La Magistrada hace referencia a la aplicación de la teoría gradualista. Ahora bien, el propio Convenio Colectivo de empresas de seguridad tipifica como falta muy grave, que puede ser sancionada con el despido, el abandono del trabajo en puestos de responsabilidad una vez tomado posesión de los mismos y la inhibición o pasividad en la prestación del mismo. Y, en tal sentido, la gravedad del hecho queda tipificada en la norma convencional. Es cierto que, en relación a supuestos de transgresión de la buena fe contractual, se aplica la doctrina gradualista, cuando se trata de incumplimientos de escasa relevancia, pero las características del caso que ahora se enjuicia obliga a calificar los hechos de distinta forma en que lo ha hecho la resolución recurrida, dado que la las funciones encomendadas al demandante, vigilancia nocturna y seguridad, fueron totalmente desatendidas.
En definitiva, la conducta del trabajador constituye un incumplimiento grave y culpable de sus obligaciones, prevista como causa de despido tanto en el Estatuto de los Trabajadores, como en el convenio colectivo aplicable, en el que dicha conducta aparece tipificada como falta muy grave. En tal caso, acreditándose la existencia de unos incumplimientos contractuales del trabajador, calificables técnica y legalmente de muy graves, corresponde al empresario aplicar la sanción que estime conveniente, de manera que si por éste se impone la sanción de despido y el Tribunal acepta la calificación de la falta como muy grave, no cabe imponer un correctivo distinto, pues con ello se realiza un juicio de valor que descalifica el cuadro normativo sancionador; así 'si ésta coincide con la descripción de las muy graves habrá de declarar que la calificación empresarial es adecuada y no debe rectificar la sanción impuesta, pues, de acuerdo con lo dispuesto en el artículo 58 del Estatuto de los Trabajadores, corresponde al empresario la facultad de imponer la sanción que estime apropiada, dentro del margen que establezca la norma reguladora del régimen de faltas y sanciones ( STS de 11 de octubre de 1.993 (RJ 1993, 9065) ).
Las anteriores consideraciones determinan la estimación del recurso de la empresa, la revocación de la sentencia de instancia, y la calificación del despido como procedente.
TERCERO.- No procede condena en costas ( artículo 235 L.R.J.S. y artículo 2 de la Ley de Asistencia Jurídica Gratuita).

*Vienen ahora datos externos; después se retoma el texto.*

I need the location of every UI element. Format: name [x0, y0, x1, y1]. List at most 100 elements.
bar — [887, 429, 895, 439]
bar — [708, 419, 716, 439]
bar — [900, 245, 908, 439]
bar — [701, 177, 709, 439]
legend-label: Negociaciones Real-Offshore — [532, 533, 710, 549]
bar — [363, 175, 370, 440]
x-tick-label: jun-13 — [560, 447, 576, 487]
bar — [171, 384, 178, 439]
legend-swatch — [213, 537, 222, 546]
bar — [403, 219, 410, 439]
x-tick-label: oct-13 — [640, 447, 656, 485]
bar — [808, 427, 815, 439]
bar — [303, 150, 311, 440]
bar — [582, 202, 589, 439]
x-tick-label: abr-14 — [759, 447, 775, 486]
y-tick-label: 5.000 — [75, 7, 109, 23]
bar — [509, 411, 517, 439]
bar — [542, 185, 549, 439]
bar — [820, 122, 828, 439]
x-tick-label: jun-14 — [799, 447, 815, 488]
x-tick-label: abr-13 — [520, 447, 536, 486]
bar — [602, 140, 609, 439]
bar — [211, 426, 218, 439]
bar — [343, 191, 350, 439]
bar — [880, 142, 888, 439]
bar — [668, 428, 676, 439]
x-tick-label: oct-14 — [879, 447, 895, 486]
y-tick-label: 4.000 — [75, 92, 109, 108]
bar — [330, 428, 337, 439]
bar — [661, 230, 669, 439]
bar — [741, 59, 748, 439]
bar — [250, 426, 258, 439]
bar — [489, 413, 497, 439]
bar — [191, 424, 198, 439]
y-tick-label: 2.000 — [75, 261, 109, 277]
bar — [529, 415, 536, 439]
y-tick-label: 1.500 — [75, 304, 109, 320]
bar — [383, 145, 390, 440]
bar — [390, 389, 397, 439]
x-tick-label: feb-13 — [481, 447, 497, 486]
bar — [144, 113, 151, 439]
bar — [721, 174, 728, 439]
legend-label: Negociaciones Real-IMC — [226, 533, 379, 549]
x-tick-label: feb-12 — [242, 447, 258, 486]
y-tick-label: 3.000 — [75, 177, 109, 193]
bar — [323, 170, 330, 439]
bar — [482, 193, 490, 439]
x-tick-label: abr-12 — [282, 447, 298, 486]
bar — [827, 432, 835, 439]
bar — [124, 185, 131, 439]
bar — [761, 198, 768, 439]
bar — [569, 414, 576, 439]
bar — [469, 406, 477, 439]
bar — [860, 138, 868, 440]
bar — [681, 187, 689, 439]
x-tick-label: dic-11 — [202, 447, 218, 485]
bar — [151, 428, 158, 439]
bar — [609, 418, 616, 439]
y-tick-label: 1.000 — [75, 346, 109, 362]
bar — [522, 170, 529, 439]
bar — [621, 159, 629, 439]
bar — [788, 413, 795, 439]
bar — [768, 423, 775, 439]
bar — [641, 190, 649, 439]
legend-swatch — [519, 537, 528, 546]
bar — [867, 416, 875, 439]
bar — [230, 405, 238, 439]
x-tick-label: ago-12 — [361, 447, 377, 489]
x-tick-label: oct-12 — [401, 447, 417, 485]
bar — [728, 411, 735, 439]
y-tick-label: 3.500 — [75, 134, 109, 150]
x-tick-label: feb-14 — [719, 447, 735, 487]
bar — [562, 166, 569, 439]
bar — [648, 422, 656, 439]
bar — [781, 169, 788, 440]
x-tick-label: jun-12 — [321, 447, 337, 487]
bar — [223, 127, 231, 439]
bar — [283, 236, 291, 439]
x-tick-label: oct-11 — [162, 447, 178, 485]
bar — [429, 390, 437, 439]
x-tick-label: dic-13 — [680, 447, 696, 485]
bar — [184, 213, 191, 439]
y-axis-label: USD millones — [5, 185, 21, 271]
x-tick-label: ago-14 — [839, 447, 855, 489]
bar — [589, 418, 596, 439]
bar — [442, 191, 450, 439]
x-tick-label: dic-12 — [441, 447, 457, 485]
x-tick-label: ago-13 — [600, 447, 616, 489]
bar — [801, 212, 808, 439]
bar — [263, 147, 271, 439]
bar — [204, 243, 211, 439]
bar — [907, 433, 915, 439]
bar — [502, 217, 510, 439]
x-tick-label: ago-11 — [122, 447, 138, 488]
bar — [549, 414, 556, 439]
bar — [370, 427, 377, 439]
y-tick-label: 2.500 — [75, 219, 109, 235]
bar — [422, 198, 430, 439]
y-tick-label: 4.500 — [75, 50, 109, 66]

Vistos los artículos citados y demás de general y pertinente aplicación.
Fallo
Que estimando el recurso de Suplicación interpuesto por la representación Letrada de Securitas Seguridad España SA. frente a la sentencia dictada por el Juzgado de lo Social Nº Uno de los de Navarra, en el Procedimiento Nº 773/18, debemos revocar y revocamos la misma y en su lugar desestimar la demanda deducida por D. Ruperto contra la recurrente, declarando la procedencia de su despido disciplinario, absolviendo a la empresa de las pretensiones en su contra ejercitadas. Sin costas.Notifíquese a las partes y al Ministerio Fiscal la Sentencia dictada, con la advertencia que contra la misma, puede interponerse Recurso de Casación para la unificación de doctrina ante la Sala de lo Social del Tribunal Supremo, anunciándolo a través de esta Sala por escrito, dentro de los DIEZ DIAS hábiles siguientes a su notificación, durante el cual tendrán a su disposición en la oficina judicial de esta Sala los autos para su examen.
Firme que sea esta resolución, devuélvanse los autos al Juzgado de lo social de procedencia con certificación de la misma, dejándose otra certificación en el rollo a archivar por esta Sala.
Así, por nuestra Sentencia, definitivamente juzgando, lo pronunciamos, mandamos y firmamos.